If there's one shooter that brings back fond memories of my childhood TurboGrafx gaming, it's R-Type. Sure there are plenty of shooters out there when it comes to NEC's beloved console. Not only that, but R-Type was not exactly a flawless game. Plagued by flicker and slow-down, it still captured my imagination and took up many hours of my gaming time. As a result, I have had a tendency to hold Irem in high regard when it comes to shooters. Because of this belief, I was interested in giving some of their other offerings a try and found a good opportunity to do so one of their earlier PC Engine titles, Image Fight.
First appearances often tend to form an impression, and one of the first things that I noticed about Image Fight was that the graphics didn't seem to be quite as polished as R-Type's. Granted, I haven't played R-Type since childhood, so this could just be me. However, I do have to give Irem props for doing a good job with lots of larger sprites. Things do tend to slow down a bit when the screen is a frenzy of action, but this doesn't seem to happen too often. One of the larger ships reminded me of the Star Destroyer from that popular sci fi movie. You know the one that I'm talking about...Space Balls.
The sound is nicely done, with some background music worth listening to. Although it may not be quite as memorable as some of the Bonk tunes or as breathtaking as the Gates of Thunder soundtrack, it is indeed well-done for HuCard fare.
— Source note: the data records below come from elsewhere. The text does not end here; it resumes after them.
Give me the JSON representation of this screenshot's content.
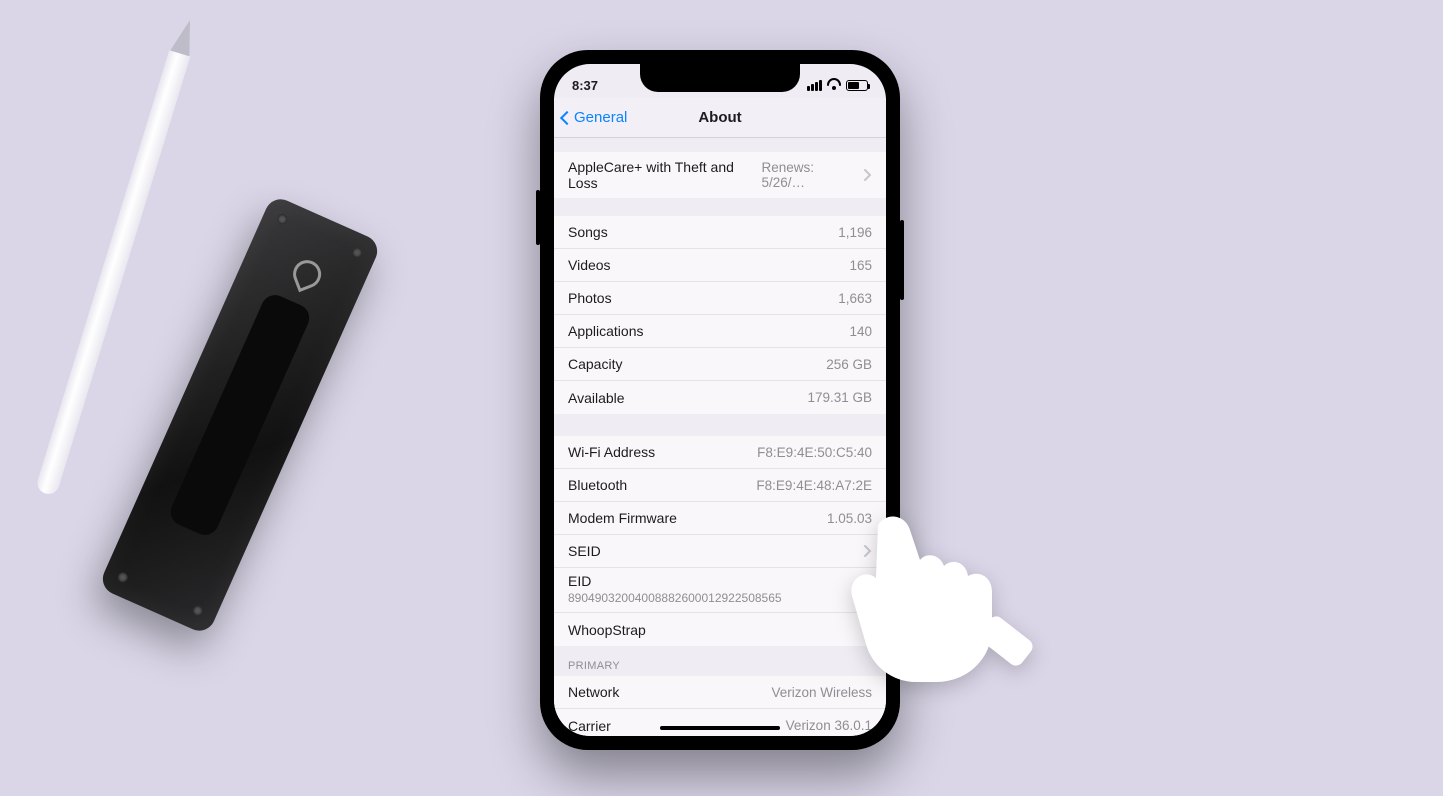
{
  "status": {
    "time": "8:37"
  },
  "nav": {
    "back_label": "General",
    "title": "About"
  },
  "applecare": {
    "label": "AppleCare+ with Theft and Loss",
    "value": "Renews: 5/26/…"
  },
  "counts": {
    "songs_label": "Songs",
    "songs_value": "1,196",
    "videos_label": "Videos",
    "videos_value": "165",
    "photos_label": "Photos",
    "photos_value": "1,663",
    "apps_label": "Applications",
    "apps_value": "140",
    "capacity_label": "Capacity",
    "capacity_value": "256 GB",
    "available_label": "Available",
    "available_value": "179.31 GB"
  },
  "addresses": {
    "wifi_label": "Wi-Fi Address",
    "wifi_value": "F8:E9:4E:50:C5:40",
    "bt_label": "Bluetooth",
    "bt_value": "F8:E9:4E:48:A7:2E",
    "modem_label": "Modem Firmware",
    "modem_value": "1.05.03",
    "seid_label": "SEID",
    "eid_label": "EID",
    "eid_value": "89049032004008882600012922508565",
    "accessory_label": "WhoopStrap"
  },
  "primary": {
    "header": "PRIMARY",
    "network_label": "Network",
    "network_value": "Verizon Wireless",
    "carrier_label": "Carrier",
    "carrier_value": "Verizon 36.0.1"
  }
}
Sound effects also get the job done, but are a far cry from spectactular.
Gameplay is where a shooter separates itself from the crowd. What does Image Fight have to offer that separates it from the crowd? First of all, you are blessed with unlimited continues, and perhaps just as important...you can continue from mid-way through a level. However, you will soon fine that you need every bit of this continues, because this game is tougher than nails. I admit that I'm no pro when it comes to shooters, but I would have to say that this game is exceptionally difficult, even on the easy level. I guess you can forget about that stereotype regarding video game review writers and shooters.
Another nice feature that the game brings to the table is the ability to change your ship's speed in the midst of gameplay. There are four levels of speed and these are great for those shooter veterans that like to have full control over the feel of the game. Something else that you may notice when changing speeds is that you can propel your front guns into the enemy by pressing both buttons at once. This attack can be quite effective and is a great weapon to have in your arsenal.
I wouldn't be telling the truth if I didn't say that I was a little bit disappointed with this game. Sure, it's not a bad offering into the shooter genre. However, it just didn't measure up to my expectations for the maker of R-Type. More appropriate difficulty levels probably would have made it more enjoyable, but it still was lacking a bit of that flare that my old favorite brought to the table. Nonetheless, this could be an interesting import buy for those of you shooter fanatics out there. If that's not you, though, you may want to take a look at some other titles.